Nous publions des expériences littéraires, comme un faux catalogue de livres, et avions dans l’idée de rééditer des ouvrages parus dans les années quatre-vingts sous la griffe de La Brigandine, une collection kiosque de gare aux textes barrés. Nous avons réédité une dizaine de ces livres, dont ceux de Vaneigem (le philosophe situationniste) et Jean-Pierre Brixou (un grand spécialiste de la littérature populaire). J’ai été éditeur durant quarante ans.
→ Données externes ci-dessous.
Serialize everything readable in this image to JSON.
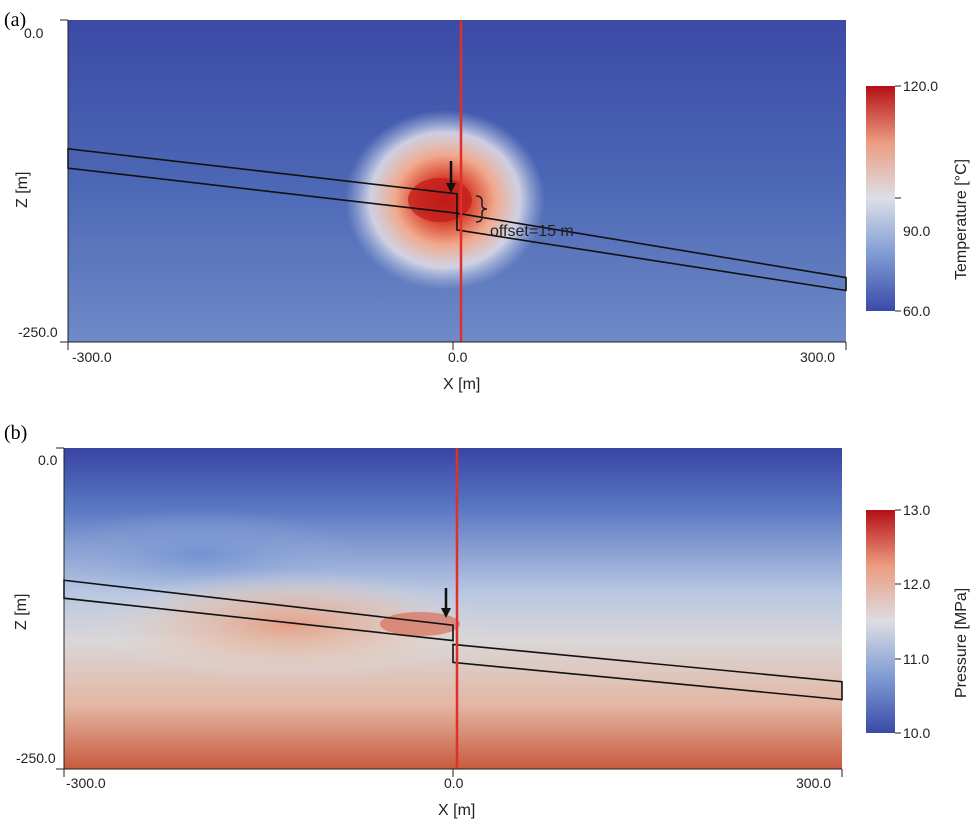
{
  "chart_data": [
    {
      "panel": "(a)",
      "type": "heatmap",
      "field": "temperature",
      "xlabel": "X [m]",
      "ylabel": "Z [m]",
      "xlim": [
        -300,
        300
      ],
      "ylim": [
        -250,
        0
      ],
      "x_ticks": [
        "-300.0",
        "0.0",
        "300.0"
      ],
      "y_ticks": [
        "0.0",
        "-250.0"
      ],
      "colorbar": {
        "label": "Temperature [°C]",
        "range": [
          60,
          120
        ],
        "ticks": [
          "120.0",
          "90.0",
          "60.0"
        ],
        "colors": [
          "#3a4aa8",
          "#d9dde8",
          "#b40f16"
        ]
      },
      "fault": {
        "x": 0,
        "color": "#e0302a"
      },
      "annotation": "offset=15 m",
      "offset_m": 15,
      "injection_marker": {
        "x": 0,
        "z": -128
      },
      "reservoir_layer": {
        "left_block": {
          "x": [
            -300,
            0
          ],
          "top_z": [
            -100,
            -135
          ],
          "bottom_z": [
            -115,
            -150
          ]
        },
        "right_block": {
          "x": [
            0,
            300
          ],
          "top_z": [
            -150,
            -200
          ],
          "bottom_z": [
            -163,
            -210
          ]
        }
      }
    },
    {
      "panel": "(b)",
      "type": "heatmap",
      "field": "pressure",
      "xlabel": "X [m]",
      "ylabel": "Z [m]",
      "xlim": [
        -300,
        300
      ],
      "ylim": [
        -250,
        0
      ],
      "x_ticks": [
        "-300.0",
        "0.0",
        "300.0"
      ],
      "y_ticks": [
        "0.0",
        "-250.0"
      ],
      "colorbar": {
        "label": "Pressure [MPa]",
        "range": [
          10,
          13
        ],
        "ticks": [
          "13.0",
          "12.0",
          "11.0",
          "10.0"
        ],
        "colors": [
          "#3a4aa8",
          "#dcdde3",
          "#b40f16"
        ]
      },
      "fault": {
        "x": 0,
        "color": "#e0302a"
      },
      "injection_marker": {
        "x": 0,
        "z": -118
      },
      "reservoir_layer": {
        "left_block": {
          "x": [
            -300,
            0
          ],
          "top_z": [
            -103,
            -138
          ],
          "bottom_z": [
            -117,
            -150
          ]
        },
        "right_block": {
          "x": [
            0,
            300
          ],
          "top_z": [
            -153,
            -182
          ],
          "bottom_z": [
            -167,
            -196
          ]
        }
      }
    }
  ]
}
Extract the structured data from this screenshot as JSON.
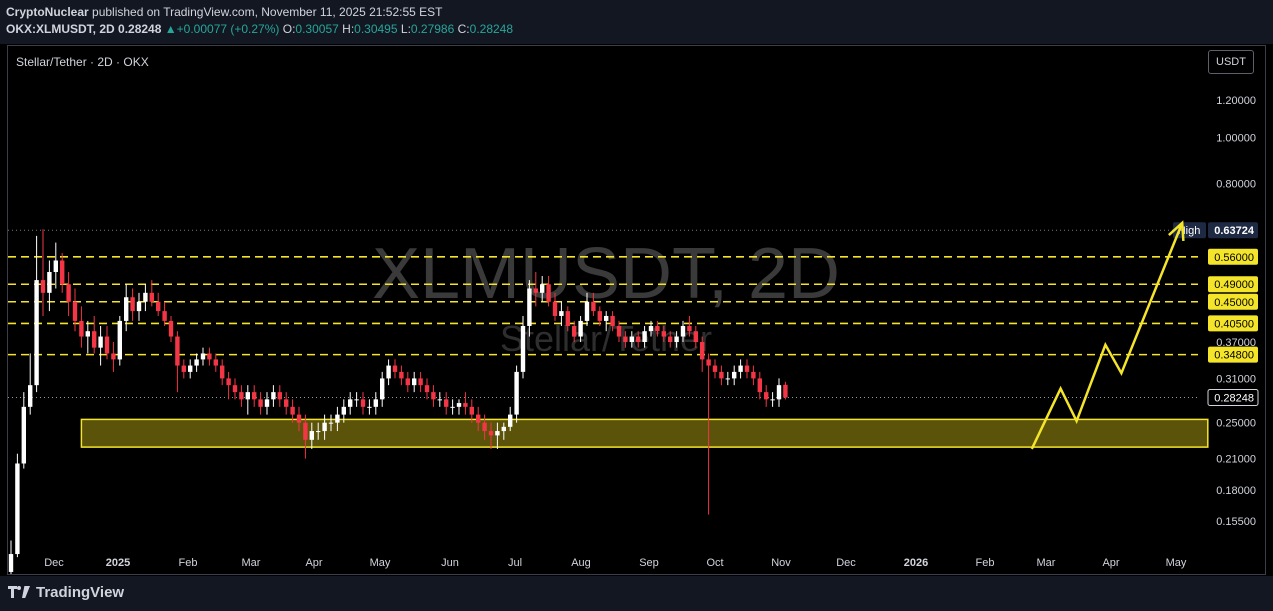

J’ai eu pas mal de rebonds dans l’édition classique (Hachette, Larousse, Le polygraphe qui est une structure spécialisée dans les documents encyclopédiques) et Sous la cape a été créée pour faire suite à la collection Déléature, qui c’est arrêté en 2003. L’idée est de se faire plaisir sans souci de diffusion.

17_carnoplasteAucun de nos livres n’est réellement caractéristique. Ils sont hors-normes. Même les romans de vampires sont inclassables. Notamment en ce qui concerne ceux de Patrick Boman qui est surtout connu pour ses récits de voyage. Les vampires de Les canines dans le pâté, Amours, délices et morgue et autres histoires de canines ne sont pas fréquentables, plutôt dans le genre banlieue 93. Ils perdent leurs cheveux et leurs dents, c’est assez caricatural. Les auteurs s’amusent à détourner les règles des genres. Pareil dans les histoires érotiques signées Gille de Raie. Ça, c’est trash. Quant aux livres de Noirceuil, ils ont des bases mathématiques (carré magique, structure chaotique) et renvoient à un autre volume. C’est un jeu subtil… – Pierre Laurendeau de Sous la cape, auteur de Signé Fornax et éditeur de titres tels Le gang des vieillards, Des nouilles dans le cosmos, Peabody se rince l’œil... C’est à voir sur souslacape.fr.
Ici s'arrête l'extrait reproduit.